The insights extracted from collected data are most often presented through the creation of models (step 3) that illustrate how selected process variables interact with other variables. These models could be soft measurements of unmeasurable process variables or product properties, complex models of process behavior for process control solutions, and/or calculations of process performance indices that help monitor the health of a process. To illustrate the idea, we will focus on soft sensors, the types of models that are based on machine learning and that produce inferred calculations of physical measurements.
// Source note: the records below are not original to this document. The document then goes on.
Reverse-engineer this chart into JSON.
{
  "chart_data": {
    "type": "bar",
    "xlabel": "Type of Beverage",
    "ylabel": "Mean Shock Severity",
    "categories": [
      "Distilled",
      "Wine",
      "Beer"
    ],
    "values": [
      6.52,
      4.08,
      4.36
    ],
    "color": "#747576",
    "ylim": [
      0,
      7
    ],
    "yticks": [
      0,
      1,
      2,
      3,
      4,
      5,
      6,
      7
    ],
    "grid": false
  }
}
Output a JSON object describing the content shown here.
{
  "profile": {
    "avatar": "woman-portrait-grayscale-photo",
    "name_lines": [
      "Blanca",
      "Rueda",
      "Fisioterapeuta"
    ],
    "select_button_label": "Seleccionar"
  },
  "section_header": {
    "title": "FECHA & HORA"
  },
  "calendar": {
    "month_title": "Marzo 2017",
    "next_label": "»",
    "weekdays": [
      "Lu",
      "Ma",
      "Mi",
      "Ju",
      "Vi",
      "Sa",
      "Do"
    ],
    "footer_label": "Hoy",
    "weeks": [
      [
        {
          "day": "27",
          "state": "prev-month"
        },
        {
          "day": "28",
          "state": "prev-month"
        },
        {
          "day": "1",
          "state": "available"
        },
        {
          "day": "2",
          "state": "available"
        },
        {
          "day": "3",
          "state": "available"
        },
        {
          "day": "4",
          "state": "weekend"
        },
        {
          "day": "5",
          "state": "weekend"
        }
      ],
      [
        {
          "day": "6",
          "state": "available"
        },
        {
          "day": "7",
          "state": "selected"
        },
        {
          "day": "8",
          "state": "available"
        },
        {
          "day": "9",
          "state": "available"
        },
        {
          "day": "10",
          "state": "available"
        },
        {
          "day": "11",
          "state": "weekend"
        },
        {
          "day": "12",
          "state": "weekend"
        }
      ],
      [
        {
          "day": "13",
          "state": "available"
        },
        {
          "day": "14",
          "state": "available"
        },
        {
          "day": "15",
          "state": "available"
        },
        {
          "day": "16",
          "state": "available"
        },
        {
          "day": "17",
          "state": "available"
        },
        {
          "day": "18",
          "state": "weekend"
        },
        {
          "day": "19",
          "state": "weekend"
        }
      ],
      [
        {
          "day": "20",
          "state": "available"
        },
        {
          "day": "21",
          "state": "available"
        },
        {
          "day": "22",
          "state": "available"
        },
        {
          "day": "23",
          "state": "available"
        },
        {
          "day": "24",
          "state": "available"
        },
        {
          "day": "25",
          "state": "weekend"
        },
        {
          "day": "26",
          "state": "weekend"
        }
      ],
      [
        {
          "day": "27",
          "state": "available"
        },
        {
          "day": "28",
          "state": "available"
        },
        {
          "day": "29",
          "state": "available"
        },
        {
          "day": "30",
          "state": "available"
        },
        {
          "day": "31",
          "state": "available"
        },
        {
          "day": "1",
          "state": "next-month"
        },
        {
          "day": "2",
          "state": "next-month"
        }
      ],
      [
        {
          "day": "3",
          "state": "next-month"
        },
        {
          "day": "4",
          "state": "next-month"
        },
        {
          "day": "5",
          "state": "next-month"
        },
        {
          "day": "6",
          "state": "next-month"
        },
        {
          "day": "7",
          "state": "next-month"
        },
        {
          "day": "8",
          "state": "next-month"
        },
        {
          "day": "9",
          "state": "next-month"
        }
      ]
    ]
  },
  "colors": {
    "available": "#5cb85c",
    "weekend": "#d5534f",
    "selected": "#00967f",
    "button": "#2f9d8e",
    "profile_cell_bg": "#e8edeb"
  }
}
So, what is a soft sensor? A soft sensor uses various process variables to infer or estimate a process variable or product quality measurement that cannot be measured in real-time or by a physical sensor. They are an addition to
laboratory measurements, which provide valuable insight into the final properties of a reel at end of production, but not during production, when actions can still be taken to affect the end result. In the world of papermaking, soft sensors can be applied to many different properties including: sheet quality, wet-end ash calculations, sheet strength, kappa value in pulping processes,
sheet weight, and more.
Building soft sensor models requires a significant investment in time and effort before they can be used online in the manufacturing process. Historical process and product quality data – the foundational inputs for soft sensor development – are usually stored in different databases. To create soft sensors, various exporting tools and techniques (examined in steps 1 and 2) are needed to extract and synchronize this data. Step 3 is the physical creation of the model using the insightful information extracted from the data. When done correctly – and within the context of a proper data strategy – soft sensors bring the value of real-time measurements to variables that were previously only measured periodically.
To make the most of soft sensors, they need to be integrated with controls systems by leveraging application programming interfaces (APIs), which provide connectivity, device management, software management, and data handling for various data-driven solutions. APIs are the backbone of online digital solutions, allowing data to flow seamlessly through control systems, edge devices, cloud platforms, and online data-driven analytics solutions. This means the output of such analytics solutions – of which soft sensors are one – can be made available to control systems for monitoring and/or control applications, completing step 4.
For example, soft sensors that provide measurements of sheet quality can stand in for traditional sheet measurements during start-up, sheet breaks, or while scanners are temporarily offline for service. With this additional insight, papermakers are given complete visibility of the process status and have full access to process controls to achieve smoother transitions, faster sheet break recovery, and better overall process conditions.